Robots joined the U.S. workforce last year at an unprecedented rate, doing jobs like pulling bottles and cans off conveyor belts at recycling plants and putting products into boxes at e-commerce companies. And it looks like the trend will continue in 2022.
Companies across North America invested more than $2 billion in nearly 40,000 robots in 2021 to address record demand and labor shortages impacted by the pandemic. Robots began to work in more industries, going far beyond their historic presence in the automotive sector.
“With human labor, what they produce depends on whether they’re hungry or tired or had coffee,” said Brian Tu, chief revenue officer at DCL Logistics in Fremont, Calif.
Factories ordered 39,708 robots in 2021, 28% more than in 2020, according to data compiled by the Association for Advancing Automation. The previous annual record for robot orders was in 2017, with orders for 34,904 robots valued at R$1.9 billion (R$10 billion).
In 2016, robots sold to automakers more than doubled compared to deliveries to all other industry sectors. In 2020, other companies outperformed the automotive sector, such as metals and food and consumer goods.
E-commerce is another one of rapid expansion. At DCL, which has five e-commerce centers, lines that received robots can operate with fewer people and produce 200% more. A growing share of robots is a new generation of “cobots”, designed to work alongside humans on assembly lines.
“The main driver for automation is the shortage of manpower in the industry,” said Joe Campbell, manager at Universal Robots, a unit of Teradyne that specializes in cobots.
Campbell said cobots are entering industries that have long resisted automation. In construction, he sold robotic arms to a company to install drywall on large projects.

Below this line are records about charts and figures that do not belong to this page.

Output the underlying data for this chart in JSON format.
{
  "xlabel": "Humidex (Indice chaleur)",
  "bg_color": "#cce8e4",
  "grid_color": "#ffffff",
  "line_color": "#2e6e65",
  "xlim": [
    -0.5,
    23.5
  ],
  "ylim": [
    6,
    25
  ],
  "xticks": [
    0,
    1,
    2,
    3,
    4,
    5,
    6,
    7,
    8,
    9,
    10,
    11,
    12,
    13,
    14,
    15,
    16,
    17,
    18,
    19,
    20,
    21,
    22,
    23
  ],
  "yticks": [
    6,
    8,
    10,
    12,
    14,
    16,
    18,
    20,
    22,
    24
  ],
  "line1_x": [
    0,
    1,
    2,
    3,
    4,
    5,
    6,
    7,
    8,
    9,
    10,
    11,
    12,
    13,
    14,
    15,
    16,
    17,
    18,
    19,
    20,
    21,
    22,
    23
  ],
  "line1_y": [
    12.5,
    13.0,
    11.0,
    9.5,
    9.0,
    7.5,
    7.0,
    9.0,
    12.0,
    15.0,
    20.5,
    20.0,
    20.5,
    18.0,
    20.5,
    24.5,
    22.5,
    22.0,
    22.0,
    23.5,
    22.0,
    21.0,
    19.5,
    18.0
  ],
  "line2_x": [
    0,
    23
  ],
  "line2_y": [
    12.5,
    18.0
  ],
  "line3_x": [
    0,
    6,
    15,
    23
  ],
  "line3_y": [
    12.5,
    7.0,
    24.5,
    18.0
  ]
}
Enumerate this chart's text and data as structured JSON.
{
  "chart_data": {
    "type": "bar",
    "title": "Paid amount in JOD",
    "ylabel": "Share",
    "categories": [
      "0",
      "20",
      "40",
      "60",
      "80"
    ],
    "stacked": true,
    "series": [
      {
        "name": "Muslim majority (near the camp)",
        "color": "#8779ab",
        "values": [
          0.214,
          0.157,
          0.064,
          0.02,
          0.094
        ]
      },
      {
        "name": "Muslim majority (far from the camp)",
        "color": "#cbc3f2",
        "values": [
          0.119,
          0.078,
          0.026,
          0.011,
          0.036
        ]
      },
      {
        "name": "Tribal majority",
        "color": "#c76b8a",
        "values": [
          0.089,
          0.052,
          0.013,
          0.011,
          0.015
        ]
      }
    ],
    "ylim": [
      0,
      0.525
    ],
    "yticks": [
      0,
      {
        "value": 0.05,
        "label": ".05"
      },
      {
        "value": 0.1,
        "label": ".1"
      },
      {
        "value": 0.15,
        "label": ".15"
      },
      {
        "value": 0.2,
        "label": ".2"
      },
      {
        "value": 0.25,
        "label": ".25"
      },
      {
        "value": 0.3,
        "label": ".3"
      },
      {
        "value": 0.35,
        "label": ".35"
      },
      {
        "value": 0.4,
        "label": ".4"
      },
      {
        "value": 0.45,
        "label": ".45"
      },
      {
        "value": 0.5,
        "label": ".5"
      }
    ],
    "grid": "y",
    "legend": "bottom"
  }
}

Car factories are also finding new uses. Stellantis is using cobots at its factory in Italy to help produce the new Fiat 500 electric vehicle.
While auto factories have used robots for decades to do jobs like welding metal, he said, it’s a novelty for cobots to do final assembly work.
Last week, Tesla Chief Executive Elon Musk said he will launch a humanoid robot in 2023. In the short term, these robots could transport items in a factory and eventually solve the labor shortage.